Detrás de la puerta - Alfa y Omega

Detrás de la puerta

En este cuento de Navidad, Guillermo Vila refleja todas esas puertas a las que llamamos, sin encontrar sentido a la vida

Guillermo Vila Ribera

La primera puerta a la que llamó tenía el pomo dorado y la madera recién lijada. Diego esperaba encontrar ahí algo de paz. El día anterior, Lucía le había dejado. Le dijo que le quería, pero como amigo, como si tal cosa fuera posible. En realidad, no se lo dijo. Lo escribió. En plan, además. Y con abreviaturas. «Tq muxo xo prefiero que seamos amigxs». Diego se regodeaba en un dolor que no entendía. A los 19 años, el abandono es un monstruo desconocido que se presenta sin avisar. Todas las promesas hechas coreaban un solo dramático que hacían imposible aquella tarde de domingo. Solo, frente al espejo, gritaba un para qué ruidoso. Su madre le había regalado un libro breve lleno de imperativos que, en vez de ayudar, le hacían sentir más culpable aun. «No tengas miedo», «sé tú mismo», «la felicidad te está esperando al otro lado de la puerta»… y cosas así. Al final del libro, el coach había puesto su teléfono de contacto. Camino de la consulta, en el Metro, Diego observaba las caras de sus compañeros de vagón. Todos miraban hacia abajo, a un lugar indeterminado entre la pantalla del móvil y su ombligo. Próxima parada: Esperanza. La consulta estaba dominada por el blanco. Había una orquídea rosa junto a un cuadro con una foto de un maestro budista. El mentor se llamaba Teo.

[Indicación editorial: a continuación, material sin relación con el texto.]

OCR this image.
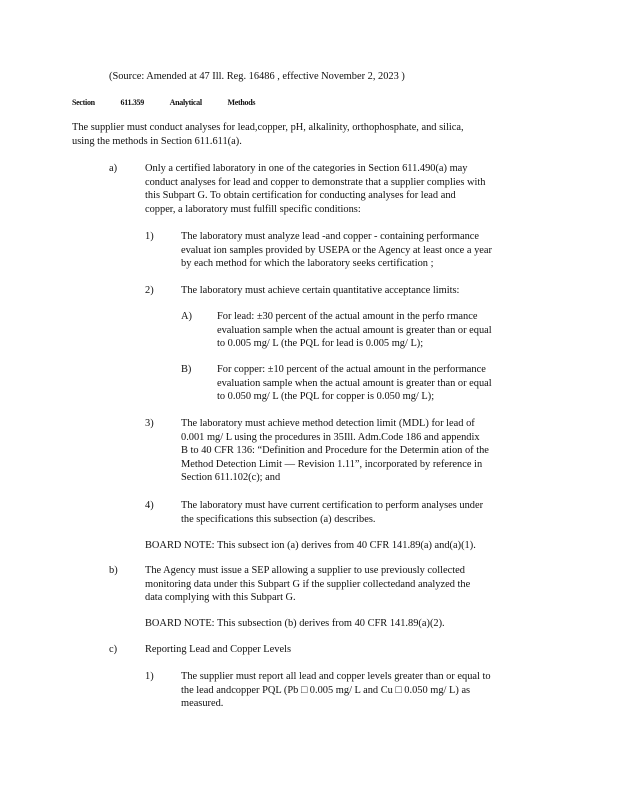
(Source: Amended at 47 Ill. Reg. 16486 , effective November 2, 2023 )

Section	611.359	Analytical	Methods

The supplier must conduct analyses for lead,copper, pH, alkalinity, orthophosphate, and silica,
using the methods in Section 611.611(a).

a)	Only a certified laboratory in one of the categories in Section 611.490(a) may
conduct analyses for lead and copper to demonstrate that a supplier complies with
this Subpart G. To obtain certification for conducting analyses for lead and
copper, a laboratory must fulfill specific conditions:

1)	The laboratory must analyze lead -and copper - containing performance
evaluat ion samples provided by USEPA or the Agency at least once a year
by each method for which the laboratory seeks certification ;

2)	The laboratory must achieve certain quantitative acceptance limits:

A) For lead: ±30 percent of the actual amount in the perfo rmance
evaluation sample when the actual amount is greater than or equal
to 0.005 mg/ L (the PQL for lead is 0.005 mg/ L);

B) For copper: ±10 percent of the actual amount in the performance
evaluation sample when the actual amount is greater than or equal
to 0.050 mg/ L (the PQL for copper is 0.050 mg/ L);

3)	The laboratory must achieve method detection limit (MDL) for lead of
0.001 mg/ L using the procedures in 35Ill. Adm.Code 186 and appendix
B to 40 CFR 136: “Definition and Procedure for the Determin ation of the
Method Detection Limit — Revision 1.11”, incorporated by reference in
Section 611.102(c); and

4)	The laboratory must have current certification to perform analyses under
the specifications this subsection (a) describes.

BOARD NOTE: This subsect ion (a) derives from 40 CFR 141.89(a) and(a)(1).

b)	The Agency must issue a SEP allowing a supplier to use previously collected
monitoring data under this Subpart G if the supplier collectedand analyzed the
data complying with this Subpart G.

BOARD NOTE: This subsection (b) derives from 40 CFR 141.89(a)(2).

c)	Reporting Lead and Copper Levels

1)	The supplier must report all lead and copper levels greater than or equal to
the lead andcopper PQL (Pb □ 0.005 mg/ L and Cu □ 0.050 mg/ L) as
measured.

—Mira, Diego, sé que querrás llamar a tu exnovia todo el rato, pero no debes hacerlo.

—Ya.

—Debes reorientar ese deseo, encontrar un nuevo enfoque.

—¿Y eso cómo se hace?

—Coloca la mano sobre el corazón y vuelve a conectar con tu cuerpo.

—Pero mi cuerpo también está enamorado de Lucía.

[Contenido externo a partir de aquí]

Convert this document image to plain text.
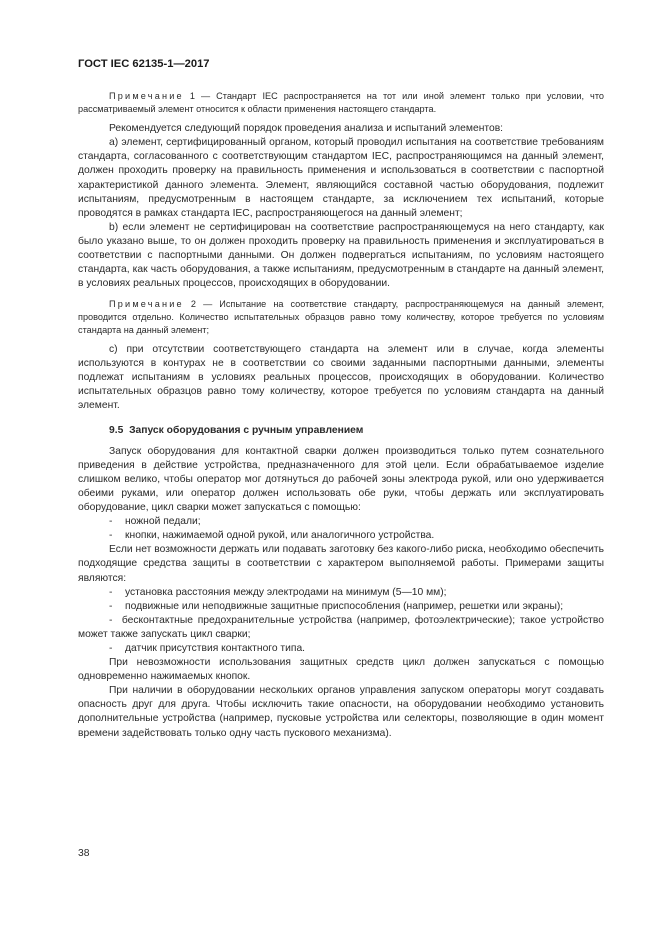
ГОСТ IEC 62135-1—2017

Примечание 1 — Стандарт IEC распространяется на тот или иной элемент только при условии, что рассматриваемый элемент относится к области применения настоящего стандарта.

Рекомендуется следующий порядок проведения анализа и испытаний элементов:

a) элемент, сертифицированный органом, который проводил испытания на соответствие требованиям стандарта, согласованного с соответствующим стандартом IEC, распространяющимся на данный элемент, должен проходить проверку на правильность применения и использоваться в соответствии с паспортной характеристикой данного элемента. Элемент, являющийся составной частью оборудования, подлежит испытаниям, предусмотренным в настоящем стандарте, за исключением тех испытаний, которые проводятся в рамках стандарта IEC, распространяющегося на данный элемент;

b) если элемент не сертифицирован на соответствие распространяющемуся на него стандарту, как было указано выше, то он должен проходить проверку на правильность применения и эксплуатироваться в соответствии с паспортными данными. Он должен подвергаться испытаниям, по условиям настоящего стандарта, как часть оборудования, а также испытаниям, предусмотренным в стандарте на данный элемент, в условиях реальных процессов, происходящих в оборудовании.

Примечание 2 — Испытание на соответствие стандарту, распространяющемуся на данный элемент, проводится отдельно. Количество испытательных образцов равно тому количеству, которое требуется по условиям стандарта на данный элемент;

c) при отсутствии соответствующего стандарта на элемент или в случае, когда элементы используются в контурах не в соответствии со своими заданными паспортными данными, элементы подлежат испытаниям в условиях реальных процессов, происходящих в оборудовании. Количество испытательных образцов равно тому количеству, которое требуется по условиям стандарта на данный элемент.

9.5 Запуск оборудования с ручным управлением

Запуск оборудования для контактной сварки должен производиться только путем сознательного приведения в действие устройства, предназначенного для этой цели. Если обрабатываемое изделие слишком велико, чтобы оператор мог дотянуться до рабочей зоны электрода рукой, или оно удерживается обеими руками, или оператор должен использовать обе руки, чтобы держать или эксплуатировать оборудование, цикл сварки может запускаться с помощью:

-	ножной педали;

-	кнопки, нажимаемой одной рукой, или аналогичного устройства.

Если нет возможности держать или подавать заготовку без какого-либо риска, необходимо обеспечить подходящие средства защиты в соответствии с характером выполняемой работы. Примерами защиты являются:

-	установка расстояния между электродами на минимум (5—10 мм);

-	подвижные или неподвижные защитные приспособления (например, решетки или экраны);

- бесконтактные предохранительные устройства (например, фотоэлектрические); такое устройство может также запускать цикл сварки;

-	датчик присутствия контактного типа.

При невозможности использования защитных средств цикл должен запускаться с помощью одновременно нажимаемых кнопок.

При наличии в оборудовании нескольких органов управления запуском операторы могут создавать опасность друг для друга. Чтобы исключить такие опасности, на оборудовании необходимо установить дополнительные устройства (например, пусковые устройства или селекторы, позволяющие в один момент времени задействовать только одну часть пускового механизма).

38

—¿Qué es el amor, sino un dejar marchar, un soltar?

En el viaje de vuelta, Diego pensó en los consejos de Teo. Lo hizo seriamente: «¿Y si tiene razón?». Pero el dolor seguía estando exactamente en el mismo sitio en el que lo había dejado. Nuevas preguntas irrumpían en su cabeza: «¿Para qué la quise?, ¿y por qué me dijo el verano pasado que al próximo año iríamos a París si no iba a haber un año próximo?». Trató de dejar pasar esos pensamientos, tal y como le había enseñado Teo: «Dejar pasar, dejar pasar, conéctate con el ahora –pero es ahora cuando me siento morir de pena–, recuerda quién eres y tal».

Esa noche sus amigos le convencieron para salir de fiesta. De chill, dijeron. En el parque, se mostró más taciturno de lo habitual. Lucía seguía ahí, en cada célula de su cuerpo. Le ofrecieron un mini. Y luego otro. El alcohol es una puerta engañosa que envuelve el dolor en una bruma precisa, es un paréntesis que ahoga el pensamiento en un paisaje sin horizonte, plano, vasto y frágil. «Enséñame a olvidarme de pensar», le dice Romeo a su amigo Mercucio. «Todos tenemos un Mercucio –pensó Diego–. Yo tengo varios». Del último bar salieron dando tumbos; «un clavo quita otro clavo», se decía mientras trataba de enhebrar alguna promesa eficaz a los oídos de su Rosalina. Que esa noche era Marga. A la mañana siguiente no recordaba su nombre. Vergüenza y asco. Esa puerta encerraba más miseria que el mindfulness.;

Pasaron los días, lentos. Su tristeza iba haciéndose mayor, se adhería a su cuerpo con naturalidad, como un quiste de pronóstico reservado. El miedo iba ganando terreno en su vida: la ruptura con su novia le había presentado terrores nuevos. Se asustaba al cruzarse con un perro por el parque, una presión insoportable le escalaba el pecho cada vez que tenía que hablar en público en clase, empezó a obsesionarse con todo tipo de enfermedades. Sus padres, asustados por los síntomas, le imploraron para que fuera a un psiquiatra. Y fue. Salió de la consulta del doctor con un par de recetas que intercambió en la farmacia por una caja de Orfidal y otra de Seroxat. Para los momentos peores y para conciliar el sueño. «Es una ayuda –le dijo el médico–. Es para que estés más tranquilo». Como si eso fuera bueno. Al cabo de dos meses, no podía pasar sin esa ayuda. Pero el dolor, disfrazado de vacíos varios, seguía ahí, los momentos peores eran ya casi todos.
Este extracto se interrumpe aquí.